Гиерон. Это правда, мой дорогой Архимед, я получаю вести от властителей, с которыми я поддерживаю дружеские отношения, — они интересуются твоими изобретениями.

Архимед. И что же ты отвечаешь им?

Гиерон. Я говорю, что, до тех пор пока продолжается война, на эти вопросы не могут быть даны ответы.

Архимед. Надеюсь, ты понял, почему я не обнародую своих секретов. Мне удалось их сохранить даже ог тех, кто выполнял мои планы. Каждый знает только несколько деталей. Я рад, что ты никогда не задавал мне вопросов, потому что я вынужден был бы отказаться отвечать на них.

Гиерон. Но теперь я все же задам тебе несколько вопросов. Не бойся, я буду спрашивать не о твоих секретах, а только об основополагающих принципах.

Архимед. Думаю, что смогу ответить на такие вопросы, не преступив своей клятвы.

Гиерон. Прежде чем начать, я хотел бы спросить тебя еще кое о чем. Почему так важно было для тебя, чтобы с твоими идеями о пользе математики все согласились?

Архимед. Вероятно, я был просто глупцом, но я полагал, что мог бы изменить ход истории. Я был обеспокоен будущим Греции и думал, что, если бы мы применяли математику в больших масштабах — в конце концов математика является изобретением греков и лучшим достижением греческого ума, — мы могли бы спасти наш греческий образ жизни. Теперь, я считаю, уже поздно. Римляне завоюют не только Сиракузы, но и все остальные греческие города, наше время кончается.

Гиерон. Но даже если это случится, греческая культура не исчезнет бесследно: римляне переймут ее. Взгляни, как они уже сейчас пытаются подражать нам. Они копируют наши статуи, переводят нашу литературу — и, ты видишь, Марцелл заинтересовался твоей математикой.

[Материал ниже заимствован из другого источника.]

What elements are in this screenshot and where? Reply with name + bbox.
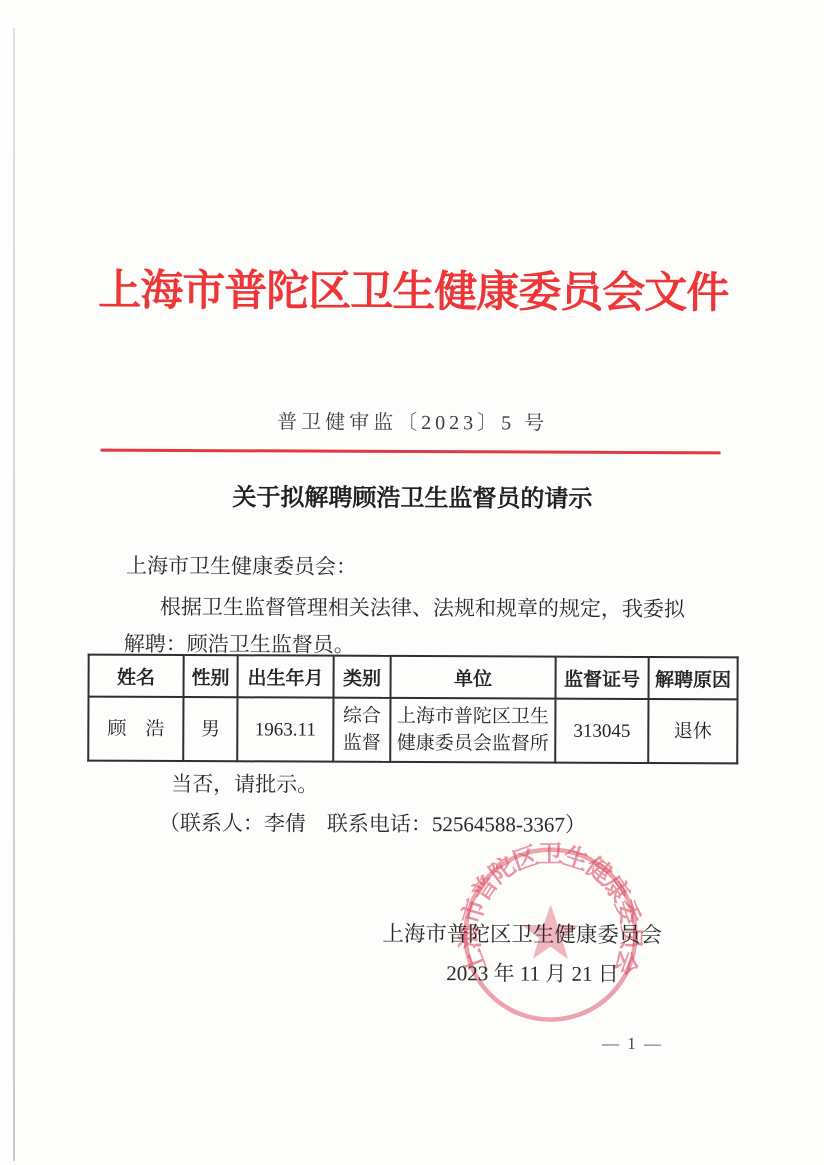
doc-header-title: 上海市普陀区卫生健康委员会文件	[1, 256, 824, 321]
red-divider-rule	[101, 449, 721, 455]
document-content: 上海市普陀区卫生健康委员会文件 普卫健审监〔2023〕5 号 关于拟解聘顾浩卫生…	[0, 0, 824, 1165]
document-page: 上海市普陀区卫生健康委员会文件 普卫健审监〔2023〕5 号 关于拟解聘顾浩卫生…	[0, 0, 824, 1165]
header-gender: 性别	[183, 655, 237, 697]
header-unit: 单位	[390, 656, 555, 699]
header-cert-number: 监督证号	[555, 657, 648, 699]
page-number: — 1 —	[602, 1034, 663, 1054]
cell-unit: 上海市普陀区卫生健康委员会监督所	[390, 698, 555, 763]
header-name: 姓名	[88, 655, 183, 697]
table-header-row: 姓名 性别 出生年月 类别 单位 监督证号 解聘原因	[88, 655, 737, 700]
header-dismissal-reason: 解聘原因	[648, 657, 737, 699]
cell-gender: 男	[183, 697, 237, 761]
cell-birth-date: 1963.11	[237, 697, 333, 761]
header-category: 类别	[333, 656, 390, 698]
header-birth-date: 出生年月	[237, 655, 333, 697]
approval-request-line: 当否，请批示。	[171, 768, 318, 799]
cell-cert-number: 313045	[555, 699, 648, 763]
cell-dismissal-reason: 退休	[648, 699, 737, 763]
signature-organization: 上海市普陀区卫生健康委员会	[382, 917, 662, 949]
doc-title: 关于拟解聘顾浩卫生监督员的请示	[0, 476, 824, 515]
salutation-line: 上海市卫生健康委员会：	[126, 550, 357, 581]
personnel-table: 姓名 性别 出生年月 类别 单位 监督证号 解聘原因 顾 浩 男 1963.11…	[87, 654, 738, 765]
cell-name: 顾 浩	[88, 697, 183, 761]
body-paragraph-line-1: 根据卫生监督管理相关法律、法规和规章的规定，我委拟	[160, 591, 685, 623]
doc-number: 普卫健审监〔2023〕5 号	[1, 404, 824, 437]
table-row: 顾 浩 男 1963.11 综合监督 上海市普陀区卫生健康委员会监督所 3130…	[88, 697, 737, 764]
cell-category: 综合监督	[333, 698, 390, 762]
signature-date: 2023 年 11 月 21 日	[446, 957, 619, 988]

Архимед. Римляне никогда ее не поймут. Они слишком практичны и не интересуются абстрактными идеями.

Гиерон. Они определенно заинтересовались ее практическим использованием.

Архимед. Но эти вещи неразделимы. Нужно быть мечтателем из мечтателей, чтобы успешно применять математику на практике.

Гиерон. Это звучит достаточно парадоксально. Я думал, прежде всего надо иметь практический склад ума, для того чтобы применять математику. Вот я и подошел к первому вопросу. Что в действительности является секретом новой науки, которую ты изобрел, — назовем ее прикладной математикой? И в чем главное различие между твоей прикладной математикой и тем видом математики— назовем ее чистой математикой, — которой обучают в школе?

Архимед. Прости, но я разочарую тебя. Не существует иной математики, кроме той, которой наши учителя обучали нас, и не без успеха, как я вспоминаю. Прикладной математики, отличной от математики как таковой, не существует. Мой секрет так хорошо скрыт, потому что он вовсе не является секретом; его очевидность — лучшая маскировка. Он спрятан подобно золотой монете, брошенной в пыль на улице.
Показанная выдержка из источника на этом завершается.